VIRGINIA BEACH -- The man accused of fatally shooting a well-known Virginia Beach pharmacist on Monday could have already been behind bars had a judge granted the request of prosecutors.

Walter Hubbard is accused of killing pharmacist David Kilgore in an attempted robbery of his pharmacy.

Police say Hubbard then robbed a second pharmacy before leading officers on a chase that stretched for ten miles.

Court documents show Hubbard was released from jail less than two weeks before his arrest on Monday.

Hubbard was arrested for violating the conditions of a protective order against him that was taken out by his wife.

In the original application requesting the order, Hubbard's wife wrote 'my spouse has a history of addiction to Oxycodone and continues to use.'

His wife went on to say she feared he was a danger to himself and others and that she feared for her safety.

The protective order-- which barred Hubbard from having any contact with his wife or child-- was taken out on March 11. Court records show Hubbard violated the order for the first time on March 13 when he went to his house to take a shower.

He was arrested and released on a $2,500 personal recognizance bond, court records show.

A personal recognizance bond allows a person to be released from jail without having to put up any money. A defendant would only have to pay a penalty if he failed to appear for his next court date.

Hubbard was arrested a week later, on March 20, for violating the protective order again.

A hearing was held on April 1 to determine whether or not Hubbard should be released on bond.

At the hearing, prosecutors asked Judge Deborah Rawls to deny Hubbard bond, a spokeswoman for the Virginia Beach Commonwealth Attorney's office said.

Despite prosecutors' request, though, Judge Rawls ordered Hubbard be released from jail on a $5,000 personal recognizance bond.

Rawls also ordered Hubbard be subject to weekly telephone checks, attend substance abuse counseling, submit to random drug and alcohol testing and abstain from drinking alcohol or using any non-prescribed medication.

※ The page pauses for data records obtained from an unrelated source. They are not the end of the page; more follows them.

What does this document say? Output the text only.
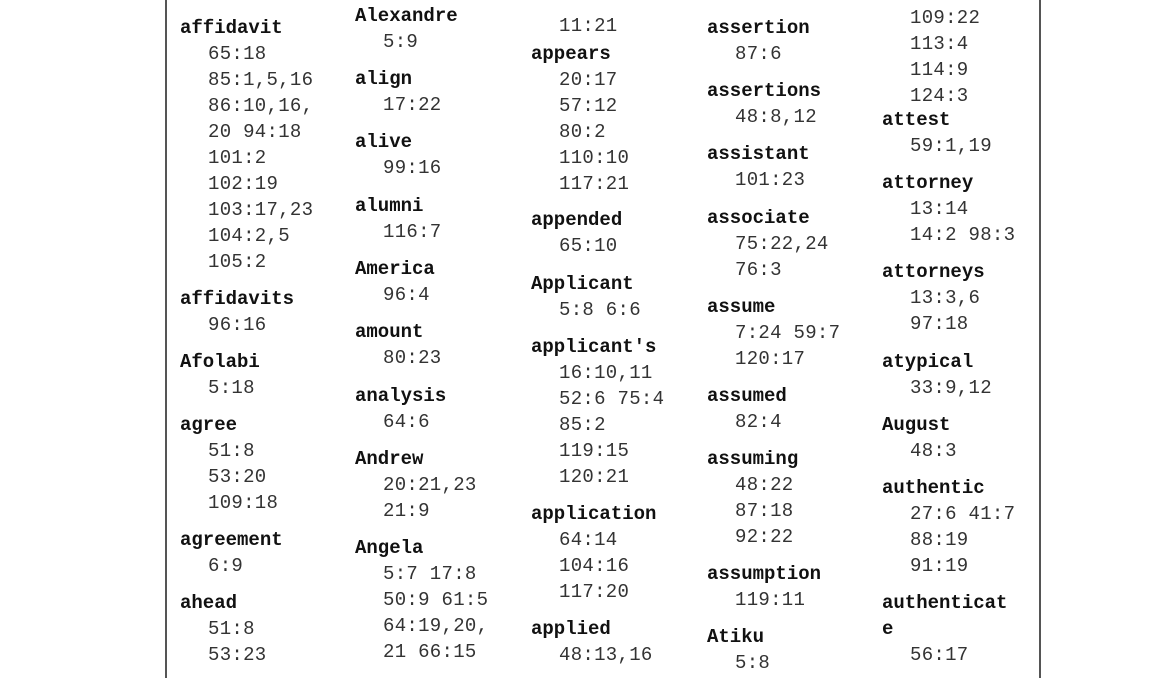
affidavit
65:18
85:1,5,16
86:10,16,
20 94:18
101:2
102:19
103:17,23
104:2,5
105:2
affidavits
96:16
Afolabi
5:18
agree
51:8
53:20
109:18
agreement
6:9
ahead
51:8
53:23
Alexandre
5:9
align
17:22
alive
99:16
alumni
116:7
America
96:4
amount
80:23
analysis
64:6
Andrew
20:21,23
21:9
Angela
5:7 17:8
50:9 61:5
64:19,20,
21 66:15
11:21
appears
20:17
57:12
80:2
110:10
117:21
appended
65:10
Applicant
5:8 6:6
applicant's
16:10,11
52:6 75:4
85:2
119:15
120:21
application
64:14
104:16
117:20
applied
48:13,16
assertion
87:6
assertions
48:8,12
assistant
101:23
associate
75:22,24
76:3
assume
7:24 59:7
120:17
assumed
82:4
assuming
48:22
87:18
92:22
assumption
119:11
Atiku
5:8
109:22
113:4
114:9
124:3
attest
59:1,19
attorney
13:14
14:2 98:3
attorneys
13:3,6
97:18
atypical
33:9,12
August
48:3
authentic
27:6 41:7
88:19
91:19
authenticat
e
56:17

In the checklist to determine whether or not Hubbard should be granted bail, a magistrate noted he was already on bond for a previous violation of the protective order but said he was very cooperative.

13News Now legal analyst Kevin Duffan said deciding whether or not to grant an inmate bond is a judgment call for judges.

'Judges, of course, don't have the benefit of hindsight, as none of us do. So, they have to take the evidence that's presented and make some calculated determinations as to what may happen in the future,' Duffan explained.